Zamach w sudańskim meczecie - dziesiątki zabitych
20 osób zastrzelili, a 40 zranili zamachowcy, którzy wtargnęli w piątek wieczorem w czasie modłów do meczetu w Sudanie, na jednym z przedmieść Chartumu. Wielu rannych jest w stanie krytycznym.
Naoczni świadkowie, cytowani w informacjach egipskiej agencji prasowej MENA, twierdzą, że uzbrojonych napastników było trzech; jeden z nich został zastrzelony przez policjantów, a pozostali zbiegli.
Wcześniej sudańska telewizja państwowa podała, że zamachowiec - zdaniem policji, fundamentalista islamski - zastrzelił z broni automatycznej 20 osób. Niektóre policyjne źródła twierdzą, że napastników było więcej niż trzech.
Oficjalne źródła sudańskie podały, że zastrzelony zamachowiec o nazwisku AbbAs Baqir był członkiem fundamentalnego muzułmańskiego ugrupowania al-Tafkir wa al-Hirja.
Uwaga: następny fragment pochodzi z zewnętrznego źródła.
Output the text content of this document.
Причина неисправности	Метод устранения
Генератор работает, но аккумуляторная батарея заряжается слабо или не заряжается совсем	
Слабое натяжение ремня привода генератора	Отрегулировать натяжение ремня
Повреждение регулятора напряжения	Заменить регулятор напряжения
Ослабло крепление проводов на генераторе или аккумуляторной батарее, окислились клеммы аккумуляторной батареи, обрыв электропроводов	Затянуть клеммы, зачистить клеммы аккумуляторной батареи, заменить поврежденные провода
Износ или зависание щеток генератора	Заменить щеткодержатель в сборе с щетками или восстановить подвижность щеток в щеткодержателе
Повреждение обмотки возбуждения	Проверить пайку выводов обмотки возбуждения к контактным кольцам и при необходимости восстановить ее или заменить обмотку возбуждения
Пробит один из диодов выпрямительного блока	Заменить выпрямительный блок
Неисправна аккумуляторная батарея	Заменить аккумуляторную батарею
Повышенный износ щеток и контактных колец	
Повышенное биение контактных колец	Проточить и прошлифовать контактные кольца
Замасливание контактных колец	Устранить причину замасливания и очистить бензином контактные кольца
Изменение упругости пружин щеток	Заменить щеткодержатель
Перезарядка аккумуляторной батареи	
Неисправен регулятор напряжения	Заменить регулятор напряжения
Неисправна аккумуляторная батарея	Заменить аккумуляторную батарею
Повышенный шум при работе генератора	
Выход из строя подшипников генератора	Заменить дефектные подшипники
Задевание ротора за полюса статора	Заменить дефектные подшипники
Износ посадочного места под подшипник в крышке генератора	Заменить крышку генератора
Jakiś czas po zamachu tłum zgromadził się pod chartumskim szpitalem, dokąd przewieziono rannych - grożąc odwetem. Zaatakowany meczet należy do muzułmańskiego odłamu Ansar al-Sunna, którego świątynie w Sudanie były już dwukrotnie celem ataku. W 1996 r. w wyniku zamachu zginęło 12 osób w meczecie w Omdurmanie. (kor)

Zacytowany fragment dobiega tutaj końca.